Despite a strong domestic performance and record frequent flyer results, the group was battered by a $450m loss in its international division, a rising fuel bill of $4.3 billion and industrial action which cost $194m. The loss compared to a statutory profit in 2011 of $250m.

The cancellation of the 787-9 aircraft, which have a list price of US$8.5b, will see delivery of the Dreamliner -9 version delayed by two years. Fifty options and purchase rights will become available to Qantas from 2016.

But chief executive Alan Joyce said the arrival of 15 B787-8s to Jetstar will proceed as normal with the first aircraft to arrive in the second half of next year.

The decision to cancel the order follows “lower growth requirements” and a need for “disciplined capital management”, Joyce said.

“In the context of returning Qantas International to profit, this is a prudent decision,” he said.

The transformation of its international flying is “on track” to make a profit within three years, Joyce added, with alliance talks continuing with “a range of carriers”, including Emirates.

But he declined to elaborate on the progress of discussions.

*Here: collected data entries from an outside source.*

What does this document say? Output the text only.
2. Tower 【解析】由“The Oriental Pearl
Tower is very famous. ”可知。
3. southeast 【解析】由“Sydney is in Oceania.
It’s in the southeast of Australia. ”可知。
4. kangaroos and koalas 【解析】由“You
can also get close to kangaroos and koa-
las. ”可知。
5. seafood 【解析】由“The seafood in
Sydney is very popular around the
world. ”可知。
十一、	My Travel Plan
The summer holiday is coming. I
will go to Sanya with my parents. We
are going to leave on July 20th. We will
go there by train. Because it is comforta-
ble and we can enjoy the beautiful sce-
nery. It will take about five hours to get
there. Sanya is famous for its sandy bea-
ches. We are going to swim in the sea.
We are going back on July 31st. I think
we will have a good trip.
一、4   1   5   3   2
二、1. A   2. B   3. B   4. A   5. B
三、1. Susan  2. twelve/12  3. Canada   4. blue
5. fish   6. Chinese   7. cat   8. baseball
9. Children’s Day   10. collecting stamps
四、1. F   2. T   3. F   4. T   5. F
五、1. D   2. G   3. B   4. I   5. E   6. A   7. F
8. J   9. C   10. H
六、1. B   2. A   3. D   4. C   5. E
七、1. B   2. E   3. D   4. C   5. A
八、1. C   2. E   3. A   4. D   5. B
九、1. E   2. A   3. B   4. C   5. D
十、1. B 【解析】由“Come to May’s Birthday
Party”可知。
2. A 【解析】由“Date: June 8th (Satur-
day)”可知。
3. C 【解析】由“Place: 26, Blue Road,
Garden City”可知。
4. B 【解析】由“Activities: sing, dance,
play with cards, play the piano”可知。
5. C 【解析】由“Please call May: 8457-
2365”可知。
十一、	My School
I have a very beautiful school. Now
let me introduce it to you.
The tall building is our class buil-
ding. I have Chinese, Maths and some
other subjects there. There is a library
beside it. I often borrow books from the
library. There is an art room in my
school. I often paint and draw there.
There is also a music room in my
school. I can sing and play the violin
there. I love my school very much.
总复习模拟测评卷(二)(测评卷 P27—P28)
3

Its domestic Qantas and Jetstar business made an underlying profit of $600 million with Qantas again underlining the importance of maintaining its 65% “profit maximising” market share. Domestic capacity will rise between 9% and 11% in the first half of the current financial year to protect its position, Joyce said.

Turning to the outlook, Joyce said global market uncertainty will continue. He said it would be “imprudent” to offer profit guidance in light of “volatility in global conditions, fuel and foreign exchange rates as well as the ongoing internal transformation we have underway”.